これは翌10日に行われるノーベル平和賞授賞式を前に設定されたものであったが、中止の理由はマチャド氏の所在が不明確なことにあるという。
マチャド氏はベネズエラの野党指導者であり、民主主義の後退と抑圧的な独裁政権に抗してきた活動が評価され、ノーベル平和賞を受賞することが決まっていた。
だが、マチャド氏は国家反逆罪で起訴される恐れがあることから、1年以上公の場から姿を消し、マドゥロ政権が課した渡航禁止や追及の対象となっているため、現在どこにいるかは分かっていない。
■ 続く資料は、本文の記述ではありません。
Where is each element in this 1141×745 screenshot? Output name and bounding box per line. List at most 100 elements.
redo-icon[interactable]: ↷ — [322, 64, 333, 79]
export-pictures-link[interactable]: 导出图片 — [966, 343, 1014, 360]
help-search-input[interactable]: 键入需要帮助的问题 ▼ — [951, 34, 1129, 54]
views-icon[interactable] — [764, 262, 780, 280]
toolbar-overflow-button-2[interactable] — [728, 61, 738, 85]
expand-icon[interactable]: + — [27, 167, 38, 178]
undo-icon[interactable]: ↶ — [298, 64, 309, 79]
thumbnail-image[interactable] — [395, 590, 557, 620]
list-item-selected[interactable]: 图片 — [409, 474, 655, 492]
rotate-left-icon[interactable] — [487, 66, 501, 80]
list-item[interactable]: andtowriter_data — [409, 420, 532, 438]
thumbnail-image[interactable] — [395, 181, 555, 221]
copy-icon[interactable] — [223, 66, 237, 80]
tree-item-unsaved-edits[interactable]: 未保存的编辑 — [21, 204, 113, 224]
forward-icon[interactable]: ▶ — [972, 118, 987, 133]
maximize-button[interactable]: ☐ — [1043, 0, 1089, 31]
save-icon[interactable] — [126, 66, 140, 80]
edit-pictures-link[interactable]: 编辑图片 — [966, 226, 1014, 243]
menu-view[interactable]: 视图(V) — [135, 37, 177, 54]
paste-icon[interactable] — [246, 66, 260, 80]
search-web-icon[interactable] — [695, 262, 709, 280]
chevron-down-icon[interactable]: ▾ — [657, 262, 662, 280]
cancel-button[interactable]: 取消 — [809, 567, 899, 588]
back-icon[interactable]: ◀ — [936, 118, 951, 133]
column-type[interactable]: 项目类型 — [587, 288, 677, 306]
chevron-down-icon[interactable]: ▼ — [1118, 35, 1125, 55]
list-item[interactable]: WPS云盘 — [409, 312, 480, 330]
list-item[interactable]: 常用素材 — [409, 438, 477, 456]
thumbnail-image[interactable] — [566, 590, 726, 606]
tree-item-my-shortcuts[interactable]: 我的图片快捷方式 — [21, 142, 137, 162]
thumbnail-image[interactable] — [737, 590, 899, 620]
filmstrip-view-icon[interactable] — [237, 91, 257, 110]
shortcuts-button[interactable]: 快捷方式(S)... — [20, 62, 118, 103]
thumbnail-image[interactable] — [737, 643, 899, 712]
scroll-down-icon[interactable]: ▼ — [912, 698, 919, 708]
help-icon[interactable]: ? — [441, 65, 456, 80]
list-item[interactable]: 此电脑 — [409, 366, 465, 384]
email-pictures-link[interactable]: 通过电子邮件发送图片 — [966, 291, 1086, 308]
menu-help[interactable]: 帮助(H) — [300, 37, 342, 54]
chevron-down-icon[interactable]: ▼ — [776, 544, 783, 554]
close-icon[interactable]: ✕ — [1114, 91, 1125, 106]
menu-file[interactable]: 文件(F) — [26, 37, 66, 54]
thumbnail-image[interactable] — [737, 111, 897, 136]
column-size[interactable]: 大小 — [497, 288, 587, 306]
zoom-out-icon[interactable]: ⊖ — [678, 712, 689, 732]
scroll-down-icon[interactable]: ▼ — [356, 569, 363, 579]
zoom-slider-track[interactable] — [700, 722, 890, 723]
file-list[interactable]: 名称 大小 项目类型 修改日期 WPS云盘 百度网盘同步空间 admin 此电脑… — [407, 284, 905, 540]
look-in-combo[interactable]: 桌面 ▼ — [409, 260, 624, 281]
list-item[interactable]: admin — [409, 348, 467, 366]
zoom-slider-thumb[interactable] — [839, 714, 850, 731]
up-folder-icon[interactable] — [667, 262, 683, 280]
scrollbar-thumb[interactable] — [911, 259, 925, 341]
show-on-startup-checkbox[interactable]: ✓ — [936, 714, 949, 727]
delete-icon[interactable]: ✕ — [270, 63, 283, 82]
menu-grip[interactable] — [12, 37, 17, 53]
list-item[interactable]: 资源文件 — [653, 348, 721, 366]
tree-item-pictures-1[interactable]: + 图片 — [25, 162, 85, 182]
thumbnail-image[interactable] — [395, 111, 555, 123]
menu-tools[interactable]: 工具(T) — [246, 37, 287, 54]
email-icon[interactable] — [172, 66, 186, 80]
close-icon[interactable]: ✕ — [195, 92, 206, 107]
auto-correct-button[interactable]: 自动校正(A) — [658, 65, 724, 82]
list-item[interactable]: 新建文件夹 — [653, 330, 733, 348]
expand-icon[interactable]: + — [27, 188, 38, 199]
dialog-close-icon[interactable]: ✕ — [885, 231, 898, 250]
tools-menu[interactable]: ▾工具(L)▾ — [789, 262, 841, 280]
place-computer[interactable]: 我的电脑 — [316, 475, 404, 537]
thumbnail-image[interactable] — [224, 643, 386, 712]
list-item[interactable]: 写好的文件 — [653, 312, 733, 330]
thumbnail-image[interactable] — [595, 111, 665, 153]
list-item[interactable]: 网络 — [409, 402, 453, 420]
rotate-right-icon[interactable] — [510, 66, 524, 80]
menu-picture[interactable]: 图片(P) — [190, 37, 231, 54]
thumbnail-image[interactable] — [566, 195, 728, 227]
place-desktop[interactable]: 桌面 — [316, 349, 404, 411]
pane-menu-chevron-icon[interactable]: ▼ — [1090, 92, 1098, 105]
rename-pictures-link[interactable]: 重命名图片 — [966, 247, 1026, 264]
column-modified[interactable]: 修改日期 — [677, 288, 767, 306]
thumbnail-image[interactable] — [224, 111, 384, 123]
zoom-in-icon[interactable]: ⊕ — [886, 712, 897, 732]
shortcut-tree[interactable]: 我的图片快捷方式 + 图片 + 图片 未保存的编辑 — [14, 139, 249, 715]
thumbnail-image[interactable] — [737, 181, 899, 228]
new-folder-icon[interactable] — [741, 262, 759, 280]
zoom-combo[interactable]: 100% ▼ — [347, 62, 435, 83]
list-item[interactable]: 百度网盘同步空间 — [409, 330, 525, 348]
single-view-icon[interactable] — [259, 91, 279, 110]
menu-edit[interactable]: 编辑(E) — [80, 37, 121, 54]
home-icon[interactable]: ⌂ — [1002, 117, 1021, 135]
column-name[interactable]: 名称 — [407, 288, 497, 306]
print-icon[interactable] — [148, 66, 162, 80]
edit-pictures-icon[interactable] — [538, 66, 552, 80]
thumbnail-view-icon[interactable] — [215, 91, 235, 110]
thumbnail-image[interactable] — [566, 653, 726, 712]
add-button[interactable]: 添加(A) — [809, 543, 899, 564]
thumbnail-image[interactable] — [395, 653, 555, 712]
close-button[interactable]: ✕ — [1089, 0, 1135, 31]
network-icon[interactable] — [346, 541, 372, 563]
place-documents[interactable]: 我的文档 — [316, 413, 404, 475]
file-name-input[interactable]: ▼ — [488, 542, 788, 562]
ノーベル研究所は声明で、「マチャド氏はオスロに向かっていると認識しているが、それ以外の情報は持っていない」と説明した。
また同研究所はマチャド氏が授賞式に出席できるかどうかは分からないとした。
さらに、「平和賞がベネズエラの現状と民主主義の重要性に光を当てるものになるよう、式典は丁重に執り行う」と付け加えた。
当初、記者会見は12月9日の現地時間午後1時から行われる予定であったが、時間が先延ばしされ、最終的に中止が決定。ノーベル研究所は記者会見の“今日の開催なし”を公式に告知した。
マチャド氏の代理人らは、この中止の理由および今後の予定について明言を避けており、出席の可否は依然として流動的だ。マチャド氏は2024年の大統領選挙に野党代表として立候補を予定していたが、マドゥロ政権に出馬を阻まれ、迫害を受け、身を隠した。
授賞式自体は予定どおり、12月10日にオスロ市庁舎で開催される見込み。ノルウェー国王夫妻や複数のラテンアメリカ諸国の大統領らが出席する可能性がある。ただし、マチャド氏本人が現地に姿を現すか、それとも別の代表者による受賞となるかは、いまだ不透明な状況だ。
今回、授賞式前夜の記者会見が取りやめとなったことは異例であり、受賞者本人の所在不明という事態は、世界的な注目を集めてきた同氏の受賞を巡る複雑な現実を浮き彫りにしている。この取りやめにより、ベネズエラ情勢と民主主義の危機に改めて注目が集まる形となった。